S7 (Graduate Social Worker) was interviewed on 1/31/11 at 1:40 p.m. S7 reviewed the medical record of Patient #2. S7 reviewed the Adult Social Assessment (Psychosocial Assessment) and confirmed that the assessment was incomplete in that pages 2, 3, 4, 5 and 6 were left blank. S7 reviewed the master treatment plan and confirmed that there was no documented evidence to indicate that identified goals and interventions were developed and revised by the interdisciplinary treatment team to address Patient #2's non compliance with group therapy sessions.
S8 (Licensed Professional Counselor) was interviewed on 1/31/11 at 2:00 p.m. S8 reviewed the medical record of Patient #2. S8 reviewed the Adult Social Assessment (Psychosocial Assessment) and confirmed that the assessment was incomplete in that pages 2, 3, 4, 5 and 6 were left blank. S8 reviewed the master treatment plan and confirmed that there was no documented evidence to indicate that identified goals and interventions were developed and revised by the interdisciplinary treatment team to address Patient #2's non compliance with group therapy sessions.
Tag No.: B0152
Based on record review and interview, the hospital failed to ensure that there was a Director of Social Services who monitors and evaluates the quality and appropriateness of social services furnished in the acute care psychiatric hospital. Findings:
Review of the hospital's list of key personnel revealed no evidence to indicate that there was a Licensed Clinical Social Worker (LCSW) functioning as the Director of Social Services.
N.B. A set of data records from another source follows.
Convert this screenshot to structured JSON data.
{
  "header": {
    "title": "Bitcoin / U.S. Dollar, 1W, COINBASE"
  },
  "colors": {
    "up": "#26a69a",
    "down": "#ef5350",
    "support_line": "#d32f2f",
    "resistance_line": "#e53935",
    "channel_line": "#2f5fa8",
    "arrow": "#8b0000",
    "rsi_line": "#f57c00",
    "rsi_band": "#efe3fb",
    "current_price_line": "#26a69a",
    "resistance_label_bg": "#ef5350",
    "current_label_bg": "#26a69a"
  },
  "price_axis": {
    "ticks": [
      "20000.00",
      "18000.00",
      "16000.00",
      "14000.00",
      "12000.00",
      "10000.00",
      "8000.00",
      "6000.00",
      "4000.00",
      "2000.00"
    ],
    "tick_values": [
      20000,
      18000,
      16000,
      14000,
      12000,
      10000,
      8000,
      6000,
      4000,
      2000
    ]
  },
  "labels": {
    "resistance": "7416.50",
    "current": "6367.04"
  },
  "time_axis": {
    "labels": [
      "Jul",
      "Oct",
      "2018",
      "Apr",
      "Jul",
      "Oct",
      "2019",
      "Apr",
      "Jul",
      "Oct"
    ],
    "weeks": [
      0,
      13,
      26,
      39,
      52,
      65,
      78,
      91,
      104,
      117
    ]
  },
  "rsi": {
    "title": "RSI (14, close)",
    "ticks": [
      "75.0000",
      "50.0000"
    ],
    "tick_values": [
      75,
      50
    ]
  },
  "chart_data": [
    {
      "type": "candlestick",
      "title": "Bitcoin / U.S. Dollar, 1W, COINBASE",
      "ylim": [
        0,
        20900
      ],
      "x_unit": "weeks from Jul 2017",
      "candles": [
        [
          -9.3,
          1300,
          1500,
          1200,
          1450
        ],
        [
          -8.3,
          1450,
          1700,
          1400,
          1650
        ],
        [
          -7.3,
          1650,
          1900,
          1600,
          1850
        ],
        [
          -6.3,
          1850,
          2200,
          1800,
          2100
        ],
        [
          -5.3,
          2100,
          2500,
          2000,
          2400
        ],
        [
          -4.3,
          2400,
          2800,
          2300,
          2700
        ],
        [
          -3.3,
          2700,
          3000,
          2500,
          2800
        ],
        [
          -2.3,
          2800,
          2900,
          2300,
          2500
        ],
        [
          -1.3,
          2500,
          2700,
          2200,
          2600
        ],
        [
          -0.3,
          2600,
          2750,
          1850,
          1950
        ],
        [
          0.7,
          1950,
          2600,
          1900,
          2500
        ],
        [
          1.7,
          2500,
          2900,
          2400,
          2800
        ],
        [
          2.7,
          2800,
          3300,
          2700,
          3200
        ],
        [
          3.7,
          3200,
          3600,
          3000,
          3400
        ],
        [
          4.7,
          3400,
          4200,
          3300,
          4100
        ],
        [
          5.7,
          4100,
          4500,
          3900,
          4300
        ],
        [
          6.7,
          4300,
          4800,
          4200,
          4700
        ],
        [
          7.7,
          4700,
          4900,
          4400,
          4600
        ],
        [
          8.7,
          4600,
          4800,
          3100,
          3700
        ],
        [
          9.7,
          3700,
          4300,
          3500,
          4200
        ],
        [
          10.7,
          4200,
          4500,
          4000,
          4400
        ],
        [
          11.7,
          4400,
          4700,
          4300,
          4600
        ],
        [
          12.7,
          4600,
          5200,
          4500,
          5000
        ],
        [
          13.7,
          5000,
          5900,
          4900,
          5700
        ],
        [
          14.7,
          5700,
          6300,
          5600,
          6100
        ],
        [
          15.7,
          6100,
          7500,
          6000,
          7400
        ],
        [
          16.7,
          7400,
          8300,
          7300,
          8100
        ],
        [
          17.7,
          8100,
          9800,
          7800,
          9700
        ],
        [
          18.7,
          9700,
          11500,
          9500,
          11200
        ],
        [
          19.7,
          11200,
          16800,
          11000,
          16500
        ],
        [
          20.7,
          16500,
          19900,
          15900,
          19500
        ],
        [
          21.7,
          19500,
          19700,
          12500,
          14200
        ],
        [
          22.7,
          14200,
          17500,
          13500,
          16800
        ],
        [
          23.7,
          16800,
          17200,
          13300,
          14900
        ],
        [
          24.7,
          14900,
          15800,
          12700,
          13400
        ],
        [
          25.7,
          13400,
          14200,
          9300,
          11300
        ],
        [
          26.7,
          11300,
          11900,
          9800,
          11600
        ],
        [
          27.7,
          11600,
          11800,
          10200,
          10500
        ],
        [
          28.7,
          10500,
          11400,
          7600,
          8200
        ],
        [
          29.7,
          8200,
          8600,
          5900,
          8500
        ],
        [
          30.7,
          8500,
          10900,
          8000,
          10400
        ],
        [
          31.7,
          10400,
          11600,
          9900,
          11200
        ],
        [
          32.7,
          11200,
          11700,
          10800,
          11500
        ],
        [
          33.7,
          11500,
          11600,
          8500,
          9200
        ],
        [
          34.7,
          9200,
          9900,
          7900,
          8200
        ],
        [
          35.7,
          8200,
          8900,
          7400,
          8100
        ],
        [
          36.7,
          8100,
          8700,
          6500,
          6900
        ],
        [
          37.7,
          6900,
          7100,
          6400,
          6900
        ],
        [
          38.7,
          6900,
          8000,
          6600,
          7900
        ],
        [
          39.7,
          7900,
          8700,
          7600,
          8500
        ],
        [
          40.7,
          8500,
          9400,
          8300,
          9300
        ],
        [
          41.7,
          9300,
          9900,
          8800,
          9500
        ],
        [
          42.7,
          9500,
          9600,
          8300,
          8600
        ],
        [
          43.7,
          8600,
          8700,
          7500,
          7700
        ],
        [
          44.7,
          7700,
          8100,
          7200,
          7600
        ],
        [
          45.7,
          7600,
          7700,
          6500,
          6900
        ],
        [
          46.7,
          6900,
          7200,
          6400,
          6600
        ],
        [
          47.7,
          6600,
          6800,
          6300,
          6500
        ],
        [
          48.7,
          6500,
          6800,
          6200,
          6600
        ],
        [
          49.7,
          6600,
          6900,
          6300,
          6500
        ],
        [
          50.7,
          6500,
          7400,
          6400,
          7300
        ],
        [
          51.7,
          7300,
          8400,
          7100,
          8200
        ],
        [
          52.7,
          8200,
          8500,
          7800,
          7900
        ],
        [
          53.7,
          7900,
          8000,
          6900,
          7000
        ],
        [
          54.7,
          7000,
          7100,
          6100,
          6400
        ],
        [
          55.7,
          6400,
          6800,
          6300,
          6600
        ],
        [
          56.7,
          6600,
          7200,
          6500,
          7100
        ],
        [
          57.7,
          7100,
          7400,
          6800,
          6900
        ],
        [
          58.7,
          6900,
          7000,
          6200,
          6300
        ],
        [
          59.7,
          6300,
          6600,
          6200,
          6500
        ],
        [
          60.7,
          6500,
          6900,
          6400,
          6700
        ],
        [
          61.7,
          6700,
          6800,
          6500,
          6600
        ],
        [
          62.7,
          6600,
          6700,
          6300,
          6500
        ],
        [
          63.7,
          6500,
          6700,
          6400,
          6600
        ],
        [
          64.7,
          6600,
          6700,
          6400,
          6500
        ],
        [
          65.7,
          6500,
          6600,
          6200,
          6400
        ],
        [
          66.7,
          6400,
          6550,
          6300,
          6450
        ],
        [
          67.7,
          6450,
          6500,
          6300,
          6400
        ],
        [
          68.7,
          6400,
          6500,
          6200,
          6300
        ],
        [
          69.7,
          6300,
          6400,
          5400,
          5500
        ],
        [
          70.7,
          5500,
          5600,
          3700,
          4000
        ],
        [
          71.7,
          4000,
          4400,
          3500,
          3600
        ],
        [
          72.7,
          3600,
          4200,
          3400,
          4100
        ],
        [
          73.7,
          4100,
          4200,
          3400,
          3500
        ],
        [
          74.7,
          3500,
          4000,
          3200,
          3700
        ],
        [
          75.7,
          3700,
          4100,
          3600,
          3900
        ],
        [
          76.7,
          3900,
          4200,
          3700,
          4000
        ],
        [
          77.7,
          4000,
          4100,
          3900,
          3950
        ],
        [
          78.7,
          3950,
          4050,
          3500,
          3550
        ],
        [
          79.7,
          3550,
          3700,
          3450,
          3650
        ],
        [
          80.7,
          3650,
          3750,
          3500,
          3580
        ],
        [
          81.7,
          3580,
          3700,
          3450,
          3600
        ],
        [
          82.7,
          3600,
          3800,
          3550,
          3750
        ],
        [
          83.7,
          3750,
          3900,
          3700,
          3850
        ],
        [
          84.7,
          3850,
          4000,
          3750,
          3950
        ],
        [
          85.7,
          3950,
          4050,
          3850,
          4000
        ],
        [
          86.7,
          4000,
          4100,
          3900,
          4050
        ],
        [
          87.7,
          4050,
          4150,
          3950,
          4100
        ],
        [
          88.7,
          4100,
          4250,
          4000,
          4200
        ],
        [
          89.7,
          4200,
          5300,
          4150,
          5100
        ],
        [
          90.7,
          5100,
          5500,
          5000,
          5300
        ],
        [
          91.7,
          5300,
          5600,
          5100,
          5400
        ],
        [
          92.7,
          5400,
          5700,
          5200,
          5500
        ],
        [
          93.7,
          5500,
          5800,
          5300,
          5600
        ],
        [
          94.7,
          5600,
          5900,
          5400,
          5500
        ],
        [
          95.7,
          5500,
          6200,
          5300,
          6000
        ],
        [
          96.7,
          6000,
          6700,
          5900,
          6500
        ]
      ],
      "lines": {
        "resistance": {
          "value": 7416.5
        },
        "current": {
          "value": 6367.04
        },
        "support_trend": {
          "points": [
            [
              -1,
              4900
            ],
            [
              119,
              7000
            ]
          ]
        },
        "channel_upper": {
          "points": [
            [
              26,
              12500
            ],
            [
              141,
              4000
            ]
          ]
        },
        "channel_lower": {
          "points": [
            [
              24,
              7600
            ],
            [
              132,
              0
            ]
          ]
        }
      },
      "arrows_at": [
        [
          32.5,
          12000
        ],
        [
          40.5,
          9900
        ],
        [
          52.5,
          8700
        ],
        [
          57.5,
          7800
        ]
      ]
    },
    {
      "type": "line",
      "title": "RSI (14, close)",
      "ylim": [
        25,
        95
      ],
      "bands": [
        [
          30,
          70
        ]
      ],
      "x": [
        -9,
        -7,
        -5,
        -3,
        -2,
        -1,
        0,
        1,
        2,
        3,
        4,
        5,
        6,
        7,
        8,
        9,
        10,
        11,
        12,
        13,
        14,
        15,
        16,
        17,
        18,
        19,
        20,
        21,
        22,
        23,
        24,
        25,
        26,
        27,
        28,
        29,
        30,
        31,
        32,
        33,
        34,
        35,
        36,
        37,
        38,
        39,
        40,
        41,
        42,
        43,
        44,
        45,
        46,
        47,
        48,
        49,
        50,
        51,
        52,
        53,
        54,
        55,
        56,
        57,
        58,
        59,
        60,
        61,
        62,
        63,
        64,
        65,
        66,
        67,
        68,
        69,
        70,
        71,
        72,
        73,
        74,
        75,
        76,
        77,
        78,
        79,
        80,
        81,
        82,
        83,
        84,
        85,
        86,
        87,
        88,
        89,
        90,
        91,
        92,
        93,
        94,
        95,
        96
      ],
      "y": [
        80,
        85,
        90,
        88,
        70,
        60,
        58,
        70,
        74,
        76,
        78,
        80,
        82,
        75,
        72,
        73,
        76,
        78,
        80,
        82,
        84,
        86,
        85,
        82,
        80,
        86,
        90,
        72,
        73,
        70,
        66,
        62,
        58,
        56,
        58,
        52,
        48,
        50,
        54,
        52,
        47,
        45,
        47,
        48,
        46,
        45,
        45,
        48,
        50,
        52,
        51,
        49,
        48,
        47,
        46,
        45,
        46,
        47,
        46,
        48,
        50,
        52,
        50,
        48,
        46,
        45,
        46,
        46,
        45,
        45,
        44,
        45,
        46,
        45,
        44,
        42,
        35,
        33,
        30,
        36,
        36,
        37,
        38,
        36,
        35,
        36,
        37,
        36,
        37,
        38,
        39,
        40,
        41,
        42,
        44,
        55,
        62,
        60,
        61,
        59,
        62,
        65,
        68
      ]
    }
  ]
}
The Human Resources Director (S9) was interviewed on 2/01/11 at 10:15 a.m. When asked if there was a LCSW (Licensed Clinical Social Worker) serving as the Director of Social Services, S9 reported that there was no current Director of Social Services for the hospital. S9 reported that S10 (LCSW) is currently available to serve as a resource person for the hospital's social services staff. S9 explained that S10 works with the outpatient program but also assist with the hospital's needs when called. S9 reported the previous LCSW (S11) is no longer employed by the hospital stating her last day of employment was on 12/16/10. S9 reported that the S12 (LCSW) is scheduled to begin employment with the hospital on 2/07/11 and indicated that S12 will be the Director of Social Services.